Digitale Sättigung ist erreicht

Im Vergleich zu der letzten Studie von 2012 haben sich keine völlig neuen Lebenswelten ergeben, markant ist jedoch der Neokonventialismus: „Der Drang zur Abgrenzung ist schwächer und der Wunsch dabeizusein wieder stärker geworden“, so Dinkelaker. Auffällig auch, dass die soziale Fürsorge zunehmend als ein wichtiger Wert gesehen werde und es eine größere Akzeptanz hinsichtlich der religiösen Zugehörigkeit und hinsichtlich Andersdenkender gebe: „Die Jugendlich erfahren ja täglich, dass es in ihrem Lebensumfeld Kinder aus vielen Religionen und Konfessionen gibt. Die dritte deutliche Tendenz: „Wir spüren ein digitale Sättigung – man fühlt sich wunschlos glücklich, aber die Jugendlichen sind - obwohl sie online leben – genervt, dass auf Partys viele auf ihre Handys starren, und sind auch besorgt, ob ihre Kinder später überhaupt noch glücklich sein können.“

Eine Zunahme rechtspopulistischer Überzeugungen konnte Dinkelaker in der Studie nicht feststellen. Über die prozentuale Verteilung der einzelnen Gruppen und Lebenswelten (Nachfolgend vorgestellt) machte Dinkelaker bewusst keine Angaben, da es hier keine statistisch repräsentativen Erkenntnisse gibt. Mit den Studienergebnissen wollte sie Impulse geben für all diejenigen, die Angebote für Jugendliche machen.

 

Selbstdisziplin statt Selbstentfaltung

Jugendliche aus der konservativ-bürgerlichen Lebenswelt bezeichnen sich als bodenständig und heimatnah. Sie sehen die Familie als Grundpfeiler der Gesellschaft, sind Konventionalisten, wollen nichts überstürzen und gehen lieber auf Nummer sicher als dass „No risk, no fun“ ihr Motto wäre. Die konservativ-bürgerlichen Jugendlichen sind sparsam und gehen kontrolliert mit dem Geld um, Selbstdisziplin ist ihnen wichtiger als Selbstentfaltung. Sie investieren Zeit in die Familie, unternehmen mit ihnen gerne etwas, sie gehen in Sportvereine; bei migrantischen Eltern besteht auch eine Beziehung zur Heimat der Eltern. Sie hören Andreas Bourani, Nickelback, Helene Fischer, Elton John, Beatrice Egli und Fools Garden.

 

Nummer sicher gilt als total langweilig

Jugendliche aus der experimentalistisch-hedonistischen Lebenswelt bezeichnen sich als nonkonformistisch. Sie wollen ihr Leben in vollen Zügen genießen und sich den Ernst des Lebens noch möglichst lange fern halten, sie wollen Grenzen überschreiten, Regeln brechen: „So ist Leben für sie erfahrbar.“ Schule habe für die meisten keine Priorität, nur wenn sie etwas in der eigenen Lebenswelt wirklich interessiert.

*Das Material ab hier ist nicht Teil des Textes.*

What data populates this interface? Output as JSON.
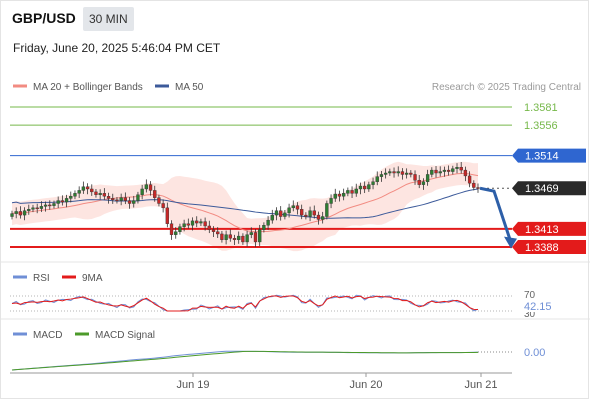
{
  "header": {
    "pair": "GBP/USD",
    "timeframe": "30 MIN",
    "datetime": "Friday, June 20, 2025 5:46:04 PM CET"
  },
  "legend": {
    "ma20": "MA 20 + Bollinger Bands",
    "ma50": "MA 50",
    "research": "Research © 2025 Trading Central",
    "rsi": "RSI",
    "ma9": "9MA",
    "macd": "MACD",
    "macd_signal": "MACD Signal"
  },
  "colors": {
    "up": "#2e7d32",
    "down": "#c62828",
    "ma20": "#f28b82",
    "ma50": "#3c5a9a",
    "bb_fill": "#fde0dc",
    "resistance": "#76b84a",
    "pivot": "#2f66d0",
    "support": "#e31b1b",
    "arrow": "#2d5fa8",
    "rsi": "#6f8fd6",
    "macd_signal": "#4c9a2a"
  },
  "chart_data": {
    "type": "candlestick",
    "symbol": "GBP/USD",
    "interval": "30 MIN",
    "x_ticks": [
      "Jun 19",
      "Jun 20",
      "Jun 21"
    ],
    "ylim": [
      1.337,
      1.36
    ],
    "levels": [
      {
        "value": 1.3581,
        "label": "1.3581",
        "kind": "resistance"
      },
      {
        "value": 1.3556,
        "label": "1.3556",
        "kind": "resistance"
      },
      {
        "value": 1.3514,
        "label": "1.3514",
        "kind": "pivot"
      },
      {
        "value": 1.3469,
        "label": "1.3469",
        "kind": "last"
      },
      {
        "value": 1.3413,
        "label": "1.3413",
        "kind": "support"
      },
      {
        "value": 1.3388,
        "label": "1.3388",
        "kind": "support"
      }
    ],
    "candles_close": [
      1.3434,
      1.3437,
      1.3432,
      1.3438,
      1.344,
      1.3442,
      1.3441,
      1.3444,
      1.3446,
      1.3445,
      1.3448,
      1.3452,
      1.345,
      1.3455,
      1.3458,
      1.3462,
      1.3466,
      1.3471,
      1.3468,
      1.3464,
      1.346,
      1.3462,
      1.3458,
      1.3455,
      1.3453,
      1.3452,
      1.3456,
      1.3452,
      1.3448,
      1.3452,
      1.346,
      1.3468,
      1.3474,
      1.3466,
      1.3456,
      1.3448,
      1.3442,
      1.342,
      1.3405,
      1.3409,
      1.3416,
      1.342,
      1.3418,
      1.3424,
      1.3421,
      1.3423,
      1.3417,
      1.3412,
      1.3409,
      1.3406,
      1.3398,
      1.3405,
      1.34,
      1.3398,
      1.3403,
      1.3395,
      1.3405,
      1.3408,
      1.3395,
      1.3412,
      1.3418,
      1.3425,
      1.3432,
      1.3438,
      1.343,
      1.3435,
      1.3442,
      1.3445,
      1.344,
      1.3432,
      1.343,
      1.3438,
      1.3432,
      1.3426,
      1.343,
      1.3448,
      1.3455,
      1.3461,
      1.3458,
      1.3462,
      1.3466,
      1.3462,
      1.3468,
      1.3472,
      1.3468,
      1.3474,
      1.3478,
      1.3485,
      1.3488,
      1.349,
      1.3492,
      1.349,
      1.3492,
      1.3488,
      1.349,
      1.3488,
      1.348,
      1.3474,
      1.3478,
      1.3488,
      1.3494,
      1.349,
      1.3492,
      1.3494,
      1.3492,
      1.3496,
      1.3498,
      1.3494,
      1.3486,
      1.3476,
      1.347,
      1.3469
    ],
    "forecast_path": [
      1.3469,
      1.3465,
      1.3394
    ],
    "rsi_panel": {
      "label": "RSI",
      "ma_label": "9MA",
      "current": 42.15,
      "levels": [
        70,
        30
      ]
    },
    "macd_panel": {
      "label": "MACD",
      "signal_label": "MACD Signal",
      "zero": 0.0
    },
    "labels": {
      "rsi_70": "70",
      "rsi_30": "30",
      "rsi_val": "42.15",
      "macd_zero": "0.00"
    }
  }
}
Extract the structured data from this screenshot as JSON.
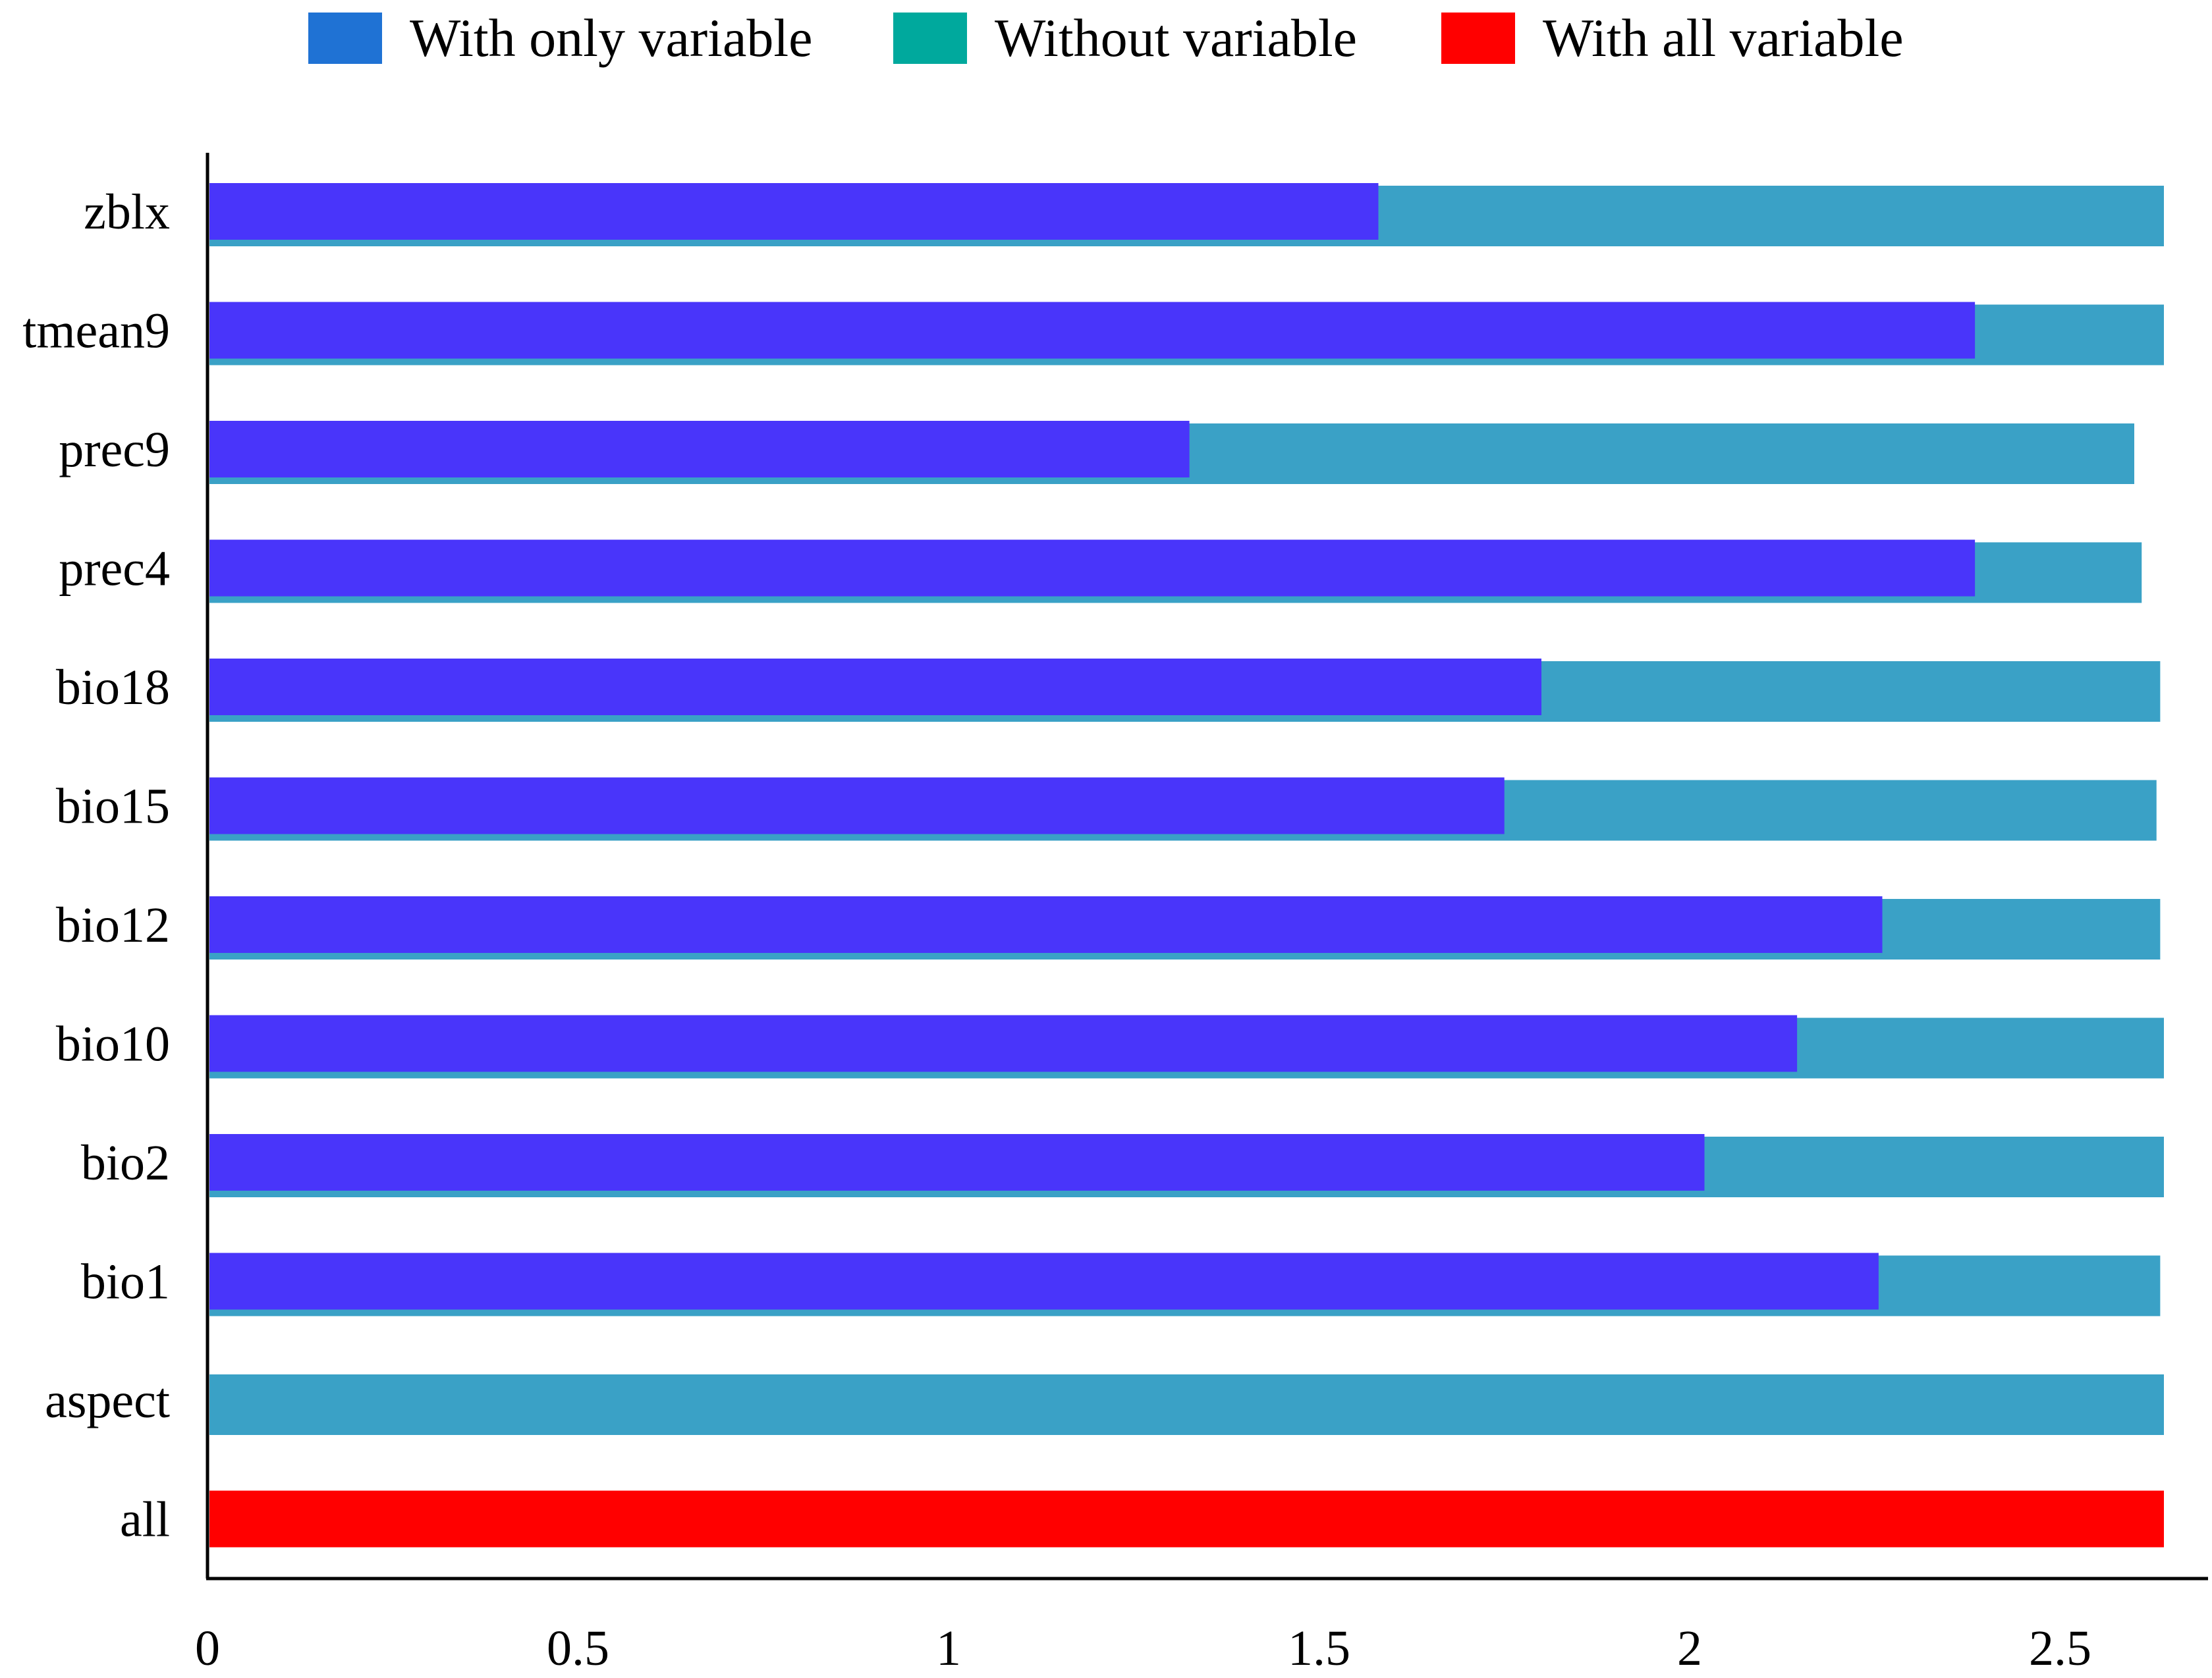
{
  "chart_data": {
    "type": "bar",
    "orientation": "horizontal",
    "stacked": "overlay",
    "categories": [
      "zblx",
      "tmean9",
      "prec9",
      "prec4",
      "bio18",
      "bio15",
      "bio12",
      "bio10",
      "bio2",
      "bio1",
      "aspect",
      "all"
    ],
    "series": [
      {
        "name": "Without variable",
        "color": "#3AA1C6",
        "values": [
          2.64,
          2.64,
          2.6,
          2.61,
          2.635,
          2.63,
          2.635,
          2.64,
          2.64,
          2.635,
          2.64,
          null
        ]
      },
      {
        "name": "With only variable",
        "color": "#4935FA",
        "values": [
          1.58,
          2.385,
          1.325,
          2.385,
          1.8,
          1.75,
          2.26,
          2.145,
          2.02,
          2.255,
          null,
          null
        ]
      },
      {
        "name": "With all variable",
        "color": "#FF0000",
        "values": [
          null,
          null,
          null,
          null,
          null,
          null,
          null,
          null,
          null,
          null,
          null,
          2.64
        ]
      }
    ],
    "xlim": [
      0,
      2.7
    ],
    "xticks": [
      "0",
      "0.5",
      "1",
      "1.5",
      "2",
      "2.5"
    ],
    "title": "",
    "xlabel": "",
    "ylabel": "",
    "grid": false,
    "legend_position": "top"
  },
  "legend": [
    {
      "label": "With only variable",
      "color": "#1F72D4"
    },
    {
      "label": "Without variable",
      "color": "#00A99D"
    },
    {
      "label": "With all variable",
      "color": "#FF0000"
    }
  ]
}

Die experimentalistisch-hedonistischen Jugendlichen setzen sich von der Vorstellung der bürgerlichen Normalperspektive ab: „Sie nehmen bewusst in Kauf, dass sie mit ihrer Haltung anecken.“ Der Umgang mit Sexualität sei deutlich lockerer als in anderen Lebenswelten, auch gleichgeschlechtliche seien ok. „Das Prinzip ‚Nummer sicher‘ gilt hier als total langweilig, cool ist es hingegen, Dinge zu machen, die an die Grenzen dessen gehen, was erlaubt ist.“ Schon früh interessieren sich die Jugendlichen für subkulturelle Kontexte, sie schätzen experimentellere Musik, hören Feine Sahne Fischfilet, Jennifer Rostock, Gogol Bordello, Turbostaat, Slipknot, Wu Tang Clan, Skillet Donots. Von der klassischen Kultur halten sie sich fern.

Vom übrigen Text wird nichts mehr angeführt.